Percakapan panjang itu mengalami pasang-surut dan jatuh-bangun. Ada optimisme, tetapi tidak kurang pula pesimisme. Dalam percakapan maha panjang itu telah terjadi take and give, saling pengaruh-memengaruhi antara pemberita Injil dan "sasaran", antara Injil dan kebudayaan. Percakapan itu, dimuarakan antara lain dalam pendidikan. Maka peranan guru-guru sekolah (schoolmeesters) yang adalah orang-orang pribumi yang sangat menonjol dalam pekabaran Injil patut dicatat sebagai faktor menentukan.

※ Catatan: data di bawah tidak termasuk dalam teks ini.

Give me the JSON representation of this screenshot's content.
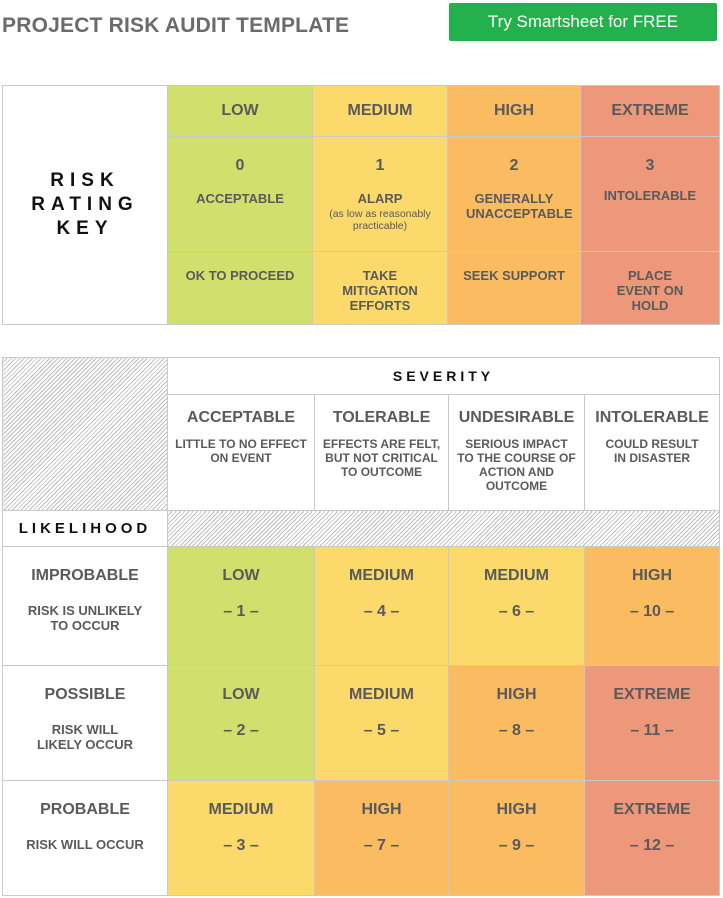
{
  "header": {
    "title": "PROJECT RISK AUDIT TEMPLATE",
    "cta_label": "Try Smartsheet for FREE"
  },
  "rating_key": {
    "label_lines": [
      "RISK",
      "RATING",
      "KEY"
    ],
    "levels": [
      {
        "name": "LOW",
        "score": "0",
        "meaning": "ACCEPTABLE",
        "meaning_sub": "",
        "action": "OK TO PROCEED",
        "color": "#d1e06d"
      },
      {
        "name": "MEDIUM",
        "score": "1",
        "meaning": "ALARP",
        "meaning_sub": "(as low as reasonably practicable)",
        "action": "TAKE MITIGATION EFFORTS",
        "color": "#fbd96a"
      },
      {
        "name": "HIGH",
        "score": "2",
        "meaning": "GENERALLY UNACCEPTABLE",
        "meaning_sub": "",
        "action": "SEEK SUPPORT",
        "color": "#fbbb61"
      },
      {
        "name": "EXTREME",
        "score": "3",
        "meaning": "INTOLERABLE",
        "meaning_sub": "",
        "action": "PLACE EVENT ON HOLD",
        "color": "#ed977b"
      }
    ]
  },
  "matrix": {
    "severity_label": "SEVERITY",
    "likelihood_label": "LIKELIHOOD",
    "severity": [
      {
        "name": "ACCEPTABLE",
        "desc": "LITTLE TO NO EFFECT ON EVENT"
      },
      {
        "name": "TOLERABLE",
        "desc": "EFFECTS ARE FELT, BUT NOT CRITICAL TO OUTCOME"
      },
      {
        "name": "UNDESIRABLE",
        "desc": "SERIOUS IMPACT TO THE COURSE OF ACTION AND OUTCOME"
      },
      {
        "name": "INTOLERABLE",
        "desc": "COULD RESULT IN DISASTER"
      }
    ],
    "rows": [
      {
        "name": "IMPROBABLE",
        "desc": "RISK IS UNLIKELY TO OCCUR",
        "cells": [
          {
            "level": "LOW",
            "num": "– 1 –",
            "color": "#d1e06d"
          },
          {
            "level": "MEDIUM",
            "num": "– 4 –",
            "color": "#fbd96a"
          },
          {
            "level": "MEDIUM",
            "num": "– 6 –",
            "color": "#fbd96a"
          },
          {
            "level": "HIGH",
            "num": "– 10 –",
            "color": "#fbbb61"
          }
        ]
      },
      {
        "name": "POSSIBLE",
        "desc": "RISK WILL LIKELY OCCUR",
        "cells": [
          {
            "level": "LOW",
            "num": "– 2 –",
            "color": "#d1e06d"
          },
          {
            "level": "MEDIUM",
            "num": "– 5 –",
            "color": "#fbd96a"
          },
          {
            "level": "HIGH",
            "num": "– 8 –",
            "color": "#fbbb61"
          },
          {
            "level": "EXTREME",
            "num": "– 11 –",
            "color": "#ed977b"
          }
        ]
      },
      {
        "name": "PROBABLE",
        "desc": "RISK WILL OCCUR",
        "cells": [
          {
            "level": "MEDIUM",
            "num": "– 3 –",
            "color": "#fbd96a"
          },
          {
            "level": "HIGH",
            "num": "– 7 –",
            "color": "#fbbb61"
          },
          {
            "level": "HIGH",
            "num": "– 9 –",
            "color": "#fbbb61"
          },
          {
            "level": "EXTREME",
            "num": "– 12 –",
            "color": "#ed977b"
          }
        ]
      }
    ]
  }
}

Alhasil, pilihan untuk menganut kekristenan adalah hasil proses percakapan maha panjang itu. Dapat dikatakan, bahwa kekristenan mengambil bentuknya sendiri dalam suatu kebudayaan, yang di Maluku secara populer disebut "Agama Ambon". Tetapi, mungkin lebih tepat untuk mengatakan, orang-orang Ambon (Maluku) menghayati kekristenan dengan mempertimbangkan berbagai warisan budaya yang dimilikinya, kendati cukup mencolok juga bahwa bahasa-bahasa daerah agak menghilang dari desa-desa yang mayoritas penduduknya beragama Kristen.

400 Tahun Kemudian

Tentu saja merupakan tantangan generasi masa kini, bagaimana menghayati dan mengamalkan kekristenan itu di tengah-tengah masyarakat Indonesia yang majemuk. Protestantisme tidak mungkin lagi dikurung dalam tembok-tembok ( ghetto). Sebaliknya, kekristenan mesti lebih terbuka. Gereja, bahkan mesti menjadi gereja bagi orang lain. Secara kasat-mata hal itu juga telah terlihat dalam perayaan itu.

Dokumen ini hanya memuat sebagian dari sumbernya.